First, let’s find all the lines that contain the null field in the beginning:
$ sed -n '/^,/p' data.csv
,a1,a2,a3,a4,a5
,b2,b3,,b5
We used the -n option to disable sed‘s default behavior of printing every line. Further, we used the p command to print the lines that match the pattern.
Next, let’s get the lines that contain null fields in the middle:
$ sed -n '/,,/p' data.csv
,b2,b3,,b5
c1,,c3,c4,c5
d1,,,d4,
f1,,f3
Further, we can find the lines with the null field at the end:
$ sed -n '/,$/p' data.csv
d1,,,d4,
g1,g2,g3,
Lastly, we can combine all the patterns with an | operator to see all the lines that contain one or more null fields:
$ sed -n '/^,\|,,\|,$/p' data.csv
,a1,a2,a3,a4,a5
,b2,b3,,b5
c1,,c3,c4,c5
d1,,,d4,
f1,,f3
g1,g2,g3,
Fantastic!
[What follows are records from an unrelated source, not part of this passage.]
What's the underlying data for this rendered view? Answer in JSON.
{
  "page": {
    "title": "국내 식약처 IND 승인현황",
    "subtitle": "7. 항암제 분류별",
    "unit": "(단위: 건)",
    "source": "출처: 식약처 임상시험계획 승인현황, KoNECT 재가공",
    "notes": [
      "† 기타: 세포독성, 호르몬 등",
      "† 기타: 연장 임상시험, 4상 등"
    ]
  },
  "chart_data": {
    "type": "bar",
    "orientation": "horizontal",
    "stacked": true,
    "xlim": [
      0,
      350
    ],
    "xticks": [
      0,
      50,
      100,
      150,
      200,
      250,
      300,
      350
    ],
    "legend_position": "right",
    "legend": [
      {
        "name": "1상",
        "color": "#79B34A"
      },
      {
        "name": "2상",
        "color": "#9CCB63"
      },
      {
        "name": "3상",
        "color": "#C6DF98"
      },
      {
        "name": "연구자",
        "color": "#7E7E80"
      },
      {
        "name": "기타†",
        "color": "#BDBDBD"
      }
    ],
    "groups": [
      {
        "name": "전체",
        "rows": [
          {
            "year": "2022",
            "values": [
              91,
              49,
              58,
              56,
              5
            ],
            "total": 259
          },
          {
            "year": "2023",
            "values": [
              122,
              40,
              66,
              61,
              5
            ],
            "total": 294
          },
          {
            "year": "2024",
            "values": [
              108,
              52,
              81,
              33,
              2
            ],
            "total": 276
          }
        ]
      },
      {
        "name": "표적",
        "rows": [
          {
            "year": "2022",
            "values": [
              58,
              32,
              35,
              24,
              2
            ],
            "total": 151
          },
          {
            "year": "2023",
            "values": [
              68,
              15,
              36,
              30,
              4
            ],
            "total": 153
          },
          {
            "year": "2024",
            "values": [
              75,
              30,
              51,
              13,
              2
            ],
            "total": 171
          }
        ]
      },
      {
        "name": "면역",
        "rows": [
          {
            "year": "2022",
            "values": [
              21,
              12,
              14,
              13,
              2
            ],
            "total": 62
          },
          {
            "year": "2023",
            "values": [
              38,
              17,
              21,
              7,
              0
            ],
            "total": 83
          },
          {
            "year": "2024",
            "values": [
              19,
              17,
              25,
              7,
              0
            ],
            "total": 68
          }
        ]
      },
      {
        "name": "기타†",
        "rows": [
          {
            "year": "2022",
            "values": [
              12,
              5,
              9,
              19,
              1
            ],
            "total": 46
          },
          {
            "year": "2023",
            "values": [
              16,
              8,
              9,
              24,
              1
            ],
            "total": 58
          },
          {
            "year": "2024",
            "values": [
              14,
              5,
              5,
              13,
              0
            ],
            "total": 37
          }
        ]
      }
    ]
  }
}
It looks like we got this one right. Further, we must note that we escaped the | operator so that sed doesn’t treat it as a literal character within the pattern.
5. Using awk
Alternatively, we can use the awk utility for our use case. Let’s see this in action.
As before, we can start by finding the null fields that are present at the beginning:
$ awk '/^,/{print $0}' data.csv
,a1,a2,a3,a4,a5
,b2,b3,,b5
We got the correct lines.
Now, let’s find the lines that have null fields in the middle:
$ awk '/,,/{print $0}' data.csv
,b2,b3,,b5
c1,,c3,c4,c5
d1,,,d4,
f1,,f3
As expected, we got the second, third, fourth, and sixth lines as the output.
Moving on, let’s find the lines that have null fields at the end:
$ awk '/,$/{print $0}' data.csv
d1,,,d4,
g1,g2,g3,
Finally, let’s merge these patterns using the | operator and search all the lines that have one or more null fields:
$ awk '/^,|,|,,/{print}' data.csv
,a1,a2,a3,a4,a5
,b2,b3,,b5
c1,,c3,c4,c5
d1,,,d4,
e1,e2,e3
f1,,f3
It looks like we nailed this one.
6. Using mlr
In this section, we’ll explore an interesting utility, mlr, that excels at working with structured text, such as CSV and TSV files.
Since mlr doesn’t come preinstalled in Linux distributions, let’s first install the utility:
$ apt-get install miller
Now, we can define a custom filter in the is_null_filter.mlr file to iterate over all fields and check for the presence of a null field:
$ cat is_null_filter.mlr
@is_null = false;
for (key, value in $*) {
if (value == "") {
@is_null = true;
break;
}
}
filter @is_null;
At first glance, it might seem unfamiliar. However, the definition is quite intuitive and simple. Let’s break down the logical flow of the script.
First, we’ve initialized a variable, @is_null, as false. Then, we iterate over each field’s value and compare it with an empty string. If we find a match, we set @is_null to true and break out of the for loop. Lastly, we set the filter as @is_null‘s value.
Next, let’s see this in action by processing the data.csv with the is_null_filter.mlr script:
$ mlr --fs comma put -f is_null_filter.mlr data.csv
1=,2=a1,3=a2,4=a3,5=a4,6=a5
1=,2=b2,3=b3,4=,5=b5
1=c1,2=,3=c3,4=c4,5=c5
1=d1,2=,3=,4=d4,5=
1=f1,2=,3=f3
1=g1,2=g2,3=g3,4=
The output lines are as expected, except for the extra indices for each field. Further, we must note that we passed comma as the field separator with –fs option. Additionally, we use the put sub-command to put the processing operation for each line with the is_null_filter.mlr script.
Lastly, let’s use the –nidx option to suppress the indices and show the lines as available in the data.csv file:
$ mlr --nidx --fs comma put -f is_null_filter.mlr data.csv
,a1,a2,a3,a4,a5
,b2,b3,,b5
c1,,c3,c4,c5
d1,,,d4,
f1,,f3
g1,g2,g3,
Excellent! We learned an interesting utility while solving our use case.
7. Conclusion
In this article, we learned how to check for null fields in a CSV file. Further, we explored different Linux utilities, such as sed, awk, and grep, to perform pattern matching for null fields and return the matching lines.
Additionally, we also learned about the mlr utility and used it to solve our use case with ease.